3.5.4. Differential Abundance Analysis

At the end of the diet intervention, we observed 16 (8 male; 8 female) differentially abundant genera between HF and control mice (Figure 11 and Figure 12). HF-fed mice had significantly enriched Clostridium (male: log2FC = 3.78; female: log2FC = 3.49) and reduced Anaerotruncus (male: log2FC = 3.33; female: log2FC = 4.40) compared to control mice. On the other hand, we observed 25 (12 male; 13 female) differentially abundant genera between HF and yoyo mice. HF-fed mice had significantly reduced Anaerotruncus (male: log2FC = −2.89; female: log2FC = −4.15), Bilophila (male: log2FC = −1.92; female: log2FC = −2.05), and Coprococcus (male: log2FC = −1.38; female: log2FC = −2.07) compared to yoyo mice. Additionally, there were six (two male; four female) differentially abundant genera between yoyo and control mice. Male yoyo mice had significantly reduced Prevotella (see Supplementary Materials for details on this classification) (log2FC = −25.8) and Lactobacillus (log2FC = −3.1) (Figure 11), while female yoyo mice had significantly reduced Anaeroplasma (log2FC = −20.9) and Bacteroides (log2FC = −3.4), but enriched Clostridium (log2FC = 3.7) and Bifidobacterium (log2FC = 12.8), compared to control mice (Figure 12).
Supplementation with RS in a control diet (control RS) resulted in 16 (5 male; 11 female) differentially abundant genera in comparison with a control diet only, particularly markedly increased Parabacteroides (male: log2FC = 4.31; female: log2FC = 3.16), Bifidobacterium (male: log2FC = 5.03 [female: log2FC = 16.16), and Desulfovibrio (male: log2FC = 9.32; female: log2FC = 6.31). Similarly, RS supplementation in an HF diet (HF RS) resulted in 30 (19 male; 11 female) differentially abundant genera compared to an HF diet alone, particularly enriched Parabacteroides (male: log2FC = 3.46; female: log2FC = 2.99) and Bifidobacterium (male: log2FC = 6.16; female: log2FC = 5.47) (Figure 11 and Figure 12).
In males, RS supplementation in the second phase of the yoyo diet (yoyo RS) resulted in 15 differentially abundant genera (Figure 11 and Figure 12).
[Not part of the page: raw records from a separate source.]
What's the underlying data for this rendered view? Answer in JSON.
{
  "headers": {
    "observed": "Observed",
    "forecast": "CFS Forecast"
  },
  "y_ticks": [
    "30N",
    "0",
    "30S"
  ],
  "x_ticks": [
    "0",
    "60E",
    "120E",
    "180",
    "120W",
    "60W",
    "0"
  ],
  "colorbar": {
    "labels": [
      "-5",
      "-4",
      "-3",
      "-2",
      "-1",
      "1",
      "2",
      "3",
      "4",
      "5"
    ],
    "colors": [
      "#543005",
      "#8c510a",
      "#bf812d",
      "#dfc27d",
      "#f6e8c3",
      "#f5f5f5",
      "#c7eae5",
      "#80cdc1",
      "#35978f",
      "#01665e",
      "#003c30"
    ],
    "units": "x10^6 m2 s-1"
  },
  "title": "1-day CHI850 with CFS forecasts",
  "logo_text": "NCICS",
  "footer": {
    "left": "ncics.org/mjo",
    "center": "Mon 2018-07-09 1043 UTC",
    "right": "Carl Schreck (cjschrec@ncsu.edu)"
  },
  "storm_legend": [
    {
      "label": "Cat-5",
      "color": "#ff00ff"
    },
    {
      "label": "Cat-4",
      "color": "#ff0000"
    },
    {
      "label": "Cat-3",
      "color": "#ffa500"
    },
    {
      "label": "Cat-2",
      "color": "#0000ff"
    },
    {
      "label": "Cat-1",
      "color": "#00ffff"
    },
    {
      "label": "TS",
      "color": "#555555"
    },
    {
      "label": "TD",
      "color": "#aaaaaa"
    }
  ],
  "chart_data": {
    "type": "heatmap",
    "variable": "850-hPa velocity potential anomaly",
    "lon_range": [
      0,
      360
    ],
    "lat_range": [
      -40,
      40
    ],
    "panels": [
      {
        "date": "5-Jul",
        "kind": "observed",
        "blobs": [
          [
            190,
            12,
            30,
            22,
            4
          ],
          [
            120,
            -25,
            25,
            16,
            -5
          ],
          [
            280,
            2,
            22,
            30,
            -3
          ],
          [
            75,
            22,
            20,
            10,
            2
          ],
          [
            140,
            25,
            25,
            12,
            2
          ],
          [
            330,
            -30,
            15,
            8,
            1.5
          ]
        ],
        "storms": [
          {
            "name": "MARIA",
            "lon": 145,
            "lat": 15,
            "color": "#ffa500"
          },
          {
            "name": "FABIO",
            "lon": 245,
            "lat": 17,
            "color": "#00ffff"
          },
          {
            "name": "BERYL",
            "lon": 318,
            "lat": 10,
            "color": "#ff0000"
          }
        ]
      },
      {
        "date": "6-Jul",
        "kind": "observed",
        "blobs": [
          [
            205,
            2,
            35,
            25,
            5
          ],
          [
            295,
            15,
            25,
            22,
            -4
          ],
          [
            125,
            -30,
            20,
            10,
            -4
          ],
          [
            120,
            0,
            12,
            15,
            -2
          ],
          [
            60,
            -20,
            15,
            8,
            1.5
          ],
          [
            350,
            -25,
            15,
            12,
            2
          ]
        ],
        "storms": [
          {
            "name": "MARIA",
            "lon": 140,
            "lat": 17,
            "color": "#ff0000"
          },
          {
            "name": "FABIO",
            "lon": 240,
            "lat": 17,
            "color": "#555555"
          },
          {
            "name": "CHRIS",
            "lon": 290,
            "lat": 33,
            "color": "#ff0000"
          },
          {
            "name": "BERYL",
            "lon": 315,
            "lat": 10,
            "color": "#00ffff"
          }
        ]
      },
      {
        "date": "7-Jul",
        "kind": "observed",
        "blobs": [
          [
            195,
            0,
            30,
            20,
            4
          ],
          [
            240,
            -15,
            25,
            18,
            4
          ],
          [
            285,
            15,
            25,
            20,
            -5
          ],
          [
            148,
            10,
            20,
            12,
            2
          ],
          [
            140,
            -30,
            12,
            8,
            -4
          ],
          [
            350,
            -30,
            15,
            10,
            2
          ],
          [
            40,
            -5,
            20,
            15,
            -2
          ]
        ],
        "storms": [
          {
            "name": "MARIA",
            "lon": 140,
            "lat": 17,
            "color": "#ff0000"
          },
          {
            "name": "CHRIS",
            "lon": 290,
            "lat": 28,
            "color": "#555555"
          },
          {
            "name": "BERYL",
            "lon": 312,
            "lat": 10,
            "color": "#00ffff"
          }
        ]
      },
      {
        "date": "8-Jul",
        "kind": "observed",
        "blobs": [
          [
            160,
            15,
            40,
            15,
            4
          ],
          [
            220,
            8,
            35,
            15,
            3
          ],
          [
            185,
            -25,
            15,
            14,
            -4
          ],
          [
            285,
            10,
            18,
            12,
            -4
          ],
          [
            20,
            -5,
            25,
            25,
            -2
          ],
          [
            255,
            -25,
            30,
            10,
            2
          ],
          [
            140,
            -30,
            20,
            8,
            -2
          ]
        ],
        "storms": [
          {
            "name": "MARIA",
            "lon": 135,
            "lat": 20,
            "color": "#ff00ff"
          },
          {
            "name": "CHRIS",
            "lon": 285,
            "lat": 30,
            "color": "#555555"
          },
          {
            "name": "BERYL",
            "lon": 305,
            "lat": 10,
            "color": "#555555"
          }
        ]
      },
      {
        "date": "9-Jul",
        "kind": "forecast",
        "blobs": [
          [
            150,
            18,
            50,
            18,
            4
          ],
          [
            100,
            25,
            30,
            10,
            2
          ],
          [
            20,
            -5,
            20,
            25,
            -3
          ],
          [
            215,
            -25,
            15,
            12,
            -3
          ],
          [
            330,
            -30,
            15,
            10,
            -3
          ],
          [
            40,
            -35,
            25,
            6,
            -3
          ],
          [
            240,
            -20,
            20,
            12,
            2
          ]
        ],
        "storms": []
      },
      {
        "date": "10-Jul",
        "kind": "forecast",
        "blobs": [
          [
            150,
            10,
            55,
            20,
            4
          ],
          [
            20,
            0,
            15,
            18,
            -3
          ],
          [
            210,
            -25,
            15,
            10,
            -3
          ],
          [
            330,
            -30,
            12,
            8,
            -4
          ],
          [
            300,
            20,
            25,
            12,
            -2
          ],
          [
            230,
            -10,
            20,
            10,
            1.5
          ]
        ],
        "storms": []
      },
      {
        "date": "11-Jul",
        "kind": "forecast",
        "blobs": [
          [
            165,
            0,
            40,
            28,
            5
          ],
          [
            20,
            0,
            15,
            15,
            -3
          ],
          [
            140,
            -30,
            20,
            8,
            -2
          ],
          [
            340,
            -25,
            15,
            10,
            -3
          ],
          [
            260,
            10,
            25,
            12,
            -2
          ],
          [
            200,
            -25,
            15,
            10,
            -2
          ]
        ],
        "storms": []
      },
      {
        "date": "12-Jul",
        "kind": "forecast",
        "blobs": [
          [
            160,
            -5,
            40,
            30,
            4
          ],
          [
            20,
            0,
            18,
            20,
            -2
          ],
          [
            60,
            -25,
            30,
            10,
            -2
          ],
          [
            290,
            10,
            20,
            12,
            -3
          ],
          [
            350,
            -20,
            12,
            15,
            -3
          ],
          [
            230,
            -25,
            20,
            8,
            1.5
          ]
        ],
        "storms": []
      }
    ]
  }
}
In particular, yoyo RS mice had enriched Parabacteroides (log2FC = 5.08), Bifidobacterium (log2FC = 12.35), Desulfovibrio (log2FC = 9.46), Lactobacillus (log2FC = 5.09), and Adlercreutzia (log2FC = 3.71) but reduced Ruminococcus (log2FC = −1.12) compared to yoyo mice. Interestingly, at the end of the dietary intervention, we only observed three differentially abundant genera in yoyo RS mice compared to yoyo mice, including Prevotella (log2FC = 26.63), Anaeroplasma (log2FC = −22.18), and Adlercreutzia log2FC = 4.02) (Figure 11). On the other hand, in female mice, we observed 11 differentially abundant genera between yoyo RS and yoyo mice. Particularly, yoyo RS mice had significantly enriched Bifidobacterium (log2FC = 6.15), Parabacteroides (log2FC = 5.33), and Bacteroides (log2FC = 3.31) but reduced Desulfovibrio (log2FC = −6.32) and Dorea (log2FC = −2.93) compared to yoyo mice (Figure 12).
In order to explore which genera may have accounted for the shift in beta diversity closer to the control state of male yoyo RS mice, we observed nine differentially abundant genera. At the end of the dietary intervention, compared to the second phase of HF feeding with RS supplementation, yoyo RS mice exhibited significantly enriched Ruminococcus (also known as Mediterraneibacter, refer to Supplementary Materials for more details) (log2FC = 1.67) and significantly reduced Parabacteroides (log2FC = −3.90), Bifidobacterium (log2FC = −6.79), Desulfovibrio (log2FC = −9.64), and Lactobacillus (log2FC = −4.74) (Figure 11).

4. Discussion

Relatively few studies have evaluated the effect of yoyo dieting and RS supplementation on metabolic and gut health. The present study revealed that yoyo dieting is both beneficial and detrimental to metabolic health, with the gut microbiome composition remaining in an intermediate state of dysbiosis. We also showed the beneficial effects of RS supplementation in improving metabolic outcomes, in addition to reshaping the gut microbiome.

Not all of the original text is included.